Lleva treinta y cinco años vendiendo prensa; se inició siendo aún muy joven, echando una mano a su padre. Desde su atalaya de papel ha sido testigo de excepción de la dramática evolución del negocio. “Todo empezó cuando llegó la prensa por Internet”, señala. Como tantos otros, buscó en la diversificación su tabla de salvación: vende también cupones de la ONCE (es punto de venta autorizado), chucherías y brinda servicio de entrega y recogida de paquetes. Con todo, el 75% de su facturación proviene de los periódicos y las revistas.

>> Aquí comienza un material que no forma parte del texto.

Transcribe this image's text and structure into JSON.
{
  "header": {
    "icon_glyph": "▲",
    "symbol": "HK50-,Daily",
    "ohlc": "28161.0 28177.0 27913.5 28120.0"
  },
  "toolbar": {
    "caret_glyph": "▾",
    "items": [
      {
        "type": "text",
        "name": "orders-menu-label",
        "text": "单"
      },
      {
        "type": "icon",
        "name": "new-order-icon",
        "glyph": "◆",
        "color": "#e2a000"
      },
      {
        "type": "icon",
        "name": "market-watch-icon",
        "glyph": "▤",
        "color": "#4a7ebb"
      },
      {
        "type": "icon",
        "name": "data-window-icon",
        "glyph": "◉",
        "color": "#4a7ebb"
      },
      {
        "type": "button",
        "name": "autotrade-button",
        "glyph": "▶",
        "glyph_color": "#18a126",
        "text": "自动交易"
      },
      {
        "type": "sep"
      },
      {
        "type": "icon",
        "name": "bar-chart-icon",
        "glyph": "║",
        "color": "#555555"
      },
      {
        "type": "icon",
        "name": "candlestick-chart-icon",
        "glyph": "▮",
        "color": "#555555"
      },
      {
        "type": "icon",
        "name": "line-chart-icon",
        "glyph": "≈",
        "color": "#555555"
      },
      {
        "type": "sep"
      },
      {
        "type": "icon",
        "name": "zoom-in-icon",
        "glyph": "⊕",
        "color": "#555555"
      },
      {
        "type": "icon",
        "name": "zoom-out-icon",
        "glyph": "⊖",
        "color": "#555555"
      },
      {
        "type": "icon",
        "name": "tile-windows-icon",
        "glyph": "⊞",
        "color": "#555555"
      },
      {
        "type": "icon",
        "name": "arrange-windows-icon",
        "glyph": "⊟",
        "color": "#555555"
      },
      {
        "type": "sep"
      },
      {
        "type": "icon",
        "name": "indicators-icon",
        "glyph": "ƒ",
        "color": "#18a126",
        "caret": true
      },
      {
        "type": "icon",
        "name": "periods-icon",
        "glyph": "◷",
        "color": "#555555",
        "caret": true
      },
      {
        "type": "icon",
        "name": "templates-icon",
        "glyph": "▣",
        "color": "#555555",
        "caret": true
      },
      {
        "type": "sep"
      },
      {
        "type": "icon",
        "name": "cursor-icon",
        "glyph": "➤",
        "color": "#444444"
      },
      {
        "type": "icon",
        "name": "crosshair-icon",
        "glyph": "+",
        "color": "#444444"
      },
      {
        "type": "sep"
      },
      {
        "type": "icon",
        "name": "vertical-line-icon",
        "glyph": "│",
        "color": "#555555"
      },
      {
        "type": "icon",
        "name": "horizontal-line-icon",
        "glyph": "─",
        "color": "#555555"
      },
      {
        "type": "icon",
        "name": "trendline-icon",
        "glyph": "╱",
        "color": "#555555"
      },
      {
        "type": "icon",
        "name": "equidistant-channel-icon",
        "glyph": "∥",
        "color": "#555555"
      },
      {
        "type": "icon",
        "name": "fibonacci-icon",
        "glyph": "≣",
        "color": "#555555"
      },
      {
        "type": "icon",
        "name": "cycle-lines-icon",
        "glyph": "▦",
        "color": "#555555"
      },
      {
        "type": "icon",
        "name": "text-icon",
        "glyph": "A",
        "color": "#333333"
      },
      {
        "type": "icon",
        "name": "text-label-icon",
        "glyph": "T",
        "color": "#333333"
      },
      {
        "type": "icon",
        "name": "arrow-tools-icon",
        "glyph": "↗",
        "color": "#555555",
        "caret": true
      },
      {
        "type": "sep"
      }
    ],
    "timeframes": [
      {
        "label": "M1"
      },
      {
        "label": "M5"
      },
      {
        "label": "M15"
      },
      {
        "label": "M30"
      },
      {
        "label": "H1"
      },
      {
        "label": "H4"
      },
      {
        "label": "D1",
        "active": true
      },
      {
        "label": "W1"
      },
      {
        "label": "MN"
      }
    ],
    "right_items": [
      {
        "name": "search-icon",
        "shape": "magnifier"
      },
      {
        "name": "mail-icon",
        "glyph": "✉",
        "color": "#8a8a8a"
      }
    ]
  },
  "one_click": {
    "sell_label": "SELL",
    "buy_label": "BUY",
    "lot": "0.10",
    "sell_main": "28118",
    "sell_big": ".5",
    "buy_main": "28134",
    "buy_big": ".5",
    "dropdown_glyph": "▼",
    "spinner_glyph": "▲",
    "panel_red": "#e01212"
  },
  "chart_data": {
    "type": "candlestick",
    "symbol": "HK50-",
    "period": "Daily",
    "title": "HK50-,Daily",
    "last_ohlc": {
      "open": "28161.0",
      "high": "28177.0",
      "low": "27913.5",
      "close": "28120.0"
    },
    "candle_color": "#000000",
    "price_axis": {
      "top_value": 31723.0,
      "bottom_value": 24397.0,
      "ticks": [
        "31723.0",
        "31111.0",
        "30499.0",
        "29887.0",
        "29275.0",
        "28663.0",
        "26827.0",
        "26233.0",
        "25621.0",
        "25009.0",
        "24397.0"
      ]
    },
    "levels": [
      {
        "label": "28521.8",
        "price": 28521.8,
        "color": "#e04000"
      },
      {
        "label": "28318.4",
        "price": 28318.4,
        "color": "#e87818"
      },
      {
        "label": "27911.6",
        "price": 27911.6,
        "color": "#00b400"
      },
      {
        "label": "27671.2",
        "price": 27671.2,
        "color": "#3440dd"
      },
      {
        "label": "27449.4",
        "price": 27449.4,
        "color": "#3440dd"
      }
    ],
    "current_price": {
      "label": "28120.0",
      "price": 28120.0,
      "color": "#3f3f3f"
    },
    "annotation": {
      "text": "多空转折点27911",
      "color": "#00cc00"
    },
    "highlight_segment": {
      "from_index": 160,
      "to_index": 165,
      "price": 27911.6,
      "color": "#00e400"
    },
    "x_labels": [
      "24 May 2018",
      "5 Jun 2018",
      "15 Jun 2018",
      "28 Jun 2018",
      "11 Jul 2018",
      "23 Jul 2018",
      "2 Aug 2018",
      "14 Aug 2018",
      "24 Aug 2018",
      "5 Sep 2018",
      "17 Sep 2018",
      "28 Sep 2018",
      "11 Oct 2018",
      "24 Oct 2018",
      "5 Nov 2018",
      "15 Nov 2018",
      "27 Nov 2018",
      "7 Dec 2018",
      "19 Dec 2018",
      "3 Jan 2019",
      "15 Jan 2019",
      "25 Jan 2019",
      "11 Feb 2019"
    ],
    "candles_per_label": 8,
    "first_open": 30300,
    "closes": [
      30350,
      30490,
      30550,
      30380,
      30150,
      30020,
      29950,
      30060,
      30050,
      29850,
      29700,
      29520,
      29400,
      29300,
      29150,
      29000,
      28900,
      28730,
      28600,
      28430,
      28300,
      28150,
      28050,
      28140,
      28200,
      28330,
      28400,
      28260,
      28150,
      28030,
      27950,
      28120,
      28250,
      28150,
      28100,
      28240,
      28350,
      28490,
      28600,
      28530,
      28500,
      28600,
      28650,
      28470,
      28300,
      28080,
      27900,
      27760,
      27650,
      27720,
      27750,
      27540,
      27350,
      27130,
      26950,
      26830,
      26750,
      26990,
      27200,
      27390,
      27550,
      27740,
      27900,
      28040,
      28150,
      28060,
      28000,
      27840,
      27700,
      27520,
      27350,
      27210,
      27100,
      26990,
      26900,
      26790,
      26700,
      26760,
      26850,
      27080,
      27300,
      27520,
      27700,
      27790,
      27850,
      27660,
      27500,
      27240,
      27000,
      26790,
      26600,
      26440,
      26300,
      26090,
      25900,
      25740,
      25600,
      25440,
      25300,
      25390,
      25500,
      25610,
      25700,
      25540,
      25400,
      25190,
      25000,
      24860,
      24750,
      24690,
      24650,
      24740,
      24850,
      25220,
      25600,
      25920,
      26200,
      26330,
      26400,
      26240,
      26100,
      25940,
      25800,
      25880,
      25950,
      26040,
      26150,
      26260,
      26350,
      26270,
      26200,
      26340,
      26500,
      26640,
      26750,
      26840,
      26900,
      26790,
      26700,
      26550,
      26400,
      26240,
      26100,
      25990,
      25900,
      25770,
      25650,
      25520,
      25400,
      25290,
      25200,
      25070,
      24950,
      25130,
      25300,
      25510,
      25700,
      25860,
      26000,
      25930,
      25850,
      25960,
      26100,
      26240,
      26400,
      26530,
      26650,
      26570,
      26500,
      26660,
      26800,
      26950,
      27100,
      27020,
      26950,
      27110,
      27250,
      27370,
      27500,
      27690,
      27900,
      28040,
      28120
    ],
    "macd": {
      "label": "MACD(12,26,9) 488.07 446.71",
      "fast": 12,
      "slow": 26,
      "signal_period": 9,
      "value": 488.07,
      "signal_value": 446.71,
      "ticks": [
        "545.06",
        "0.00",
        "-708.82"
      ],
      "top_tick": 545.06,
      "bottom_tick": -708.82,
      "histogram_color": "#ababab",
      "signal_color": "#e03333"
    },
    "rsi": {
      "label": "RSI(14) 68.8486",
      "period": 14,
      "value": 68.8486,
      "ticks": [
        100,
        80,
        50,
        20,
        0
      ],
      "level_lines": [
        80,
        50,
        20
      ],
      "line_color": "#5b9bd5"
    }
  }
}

La obligación de estar al pie del cañón prácticamente todos los días del año se le hace cada vez más cuesta arriba. Sus horarios son extenuantes: por las mañanas abre de seis y media a dos y media; por las tardes, de cinco a ocho. Los fines de semana despacha hasta las tres. “No tenemos descanso. Pero, por desgracia, es la única realidad que he conocido. Ahora bien, eso a la juventud no le gusta. Tengo una hija y no quiere seguir con el kiosco ni en sueños. Ni yo quiero que siga”, dice. Isidoro aguarda con impaciencia el día en que pueda jubilarse. “El futuro es fatal”, vaticina. “No tengo ya trascendencia. Cuando pueda retirarme, que espero que sea lo antes posible, el kiosco desaparecerá”.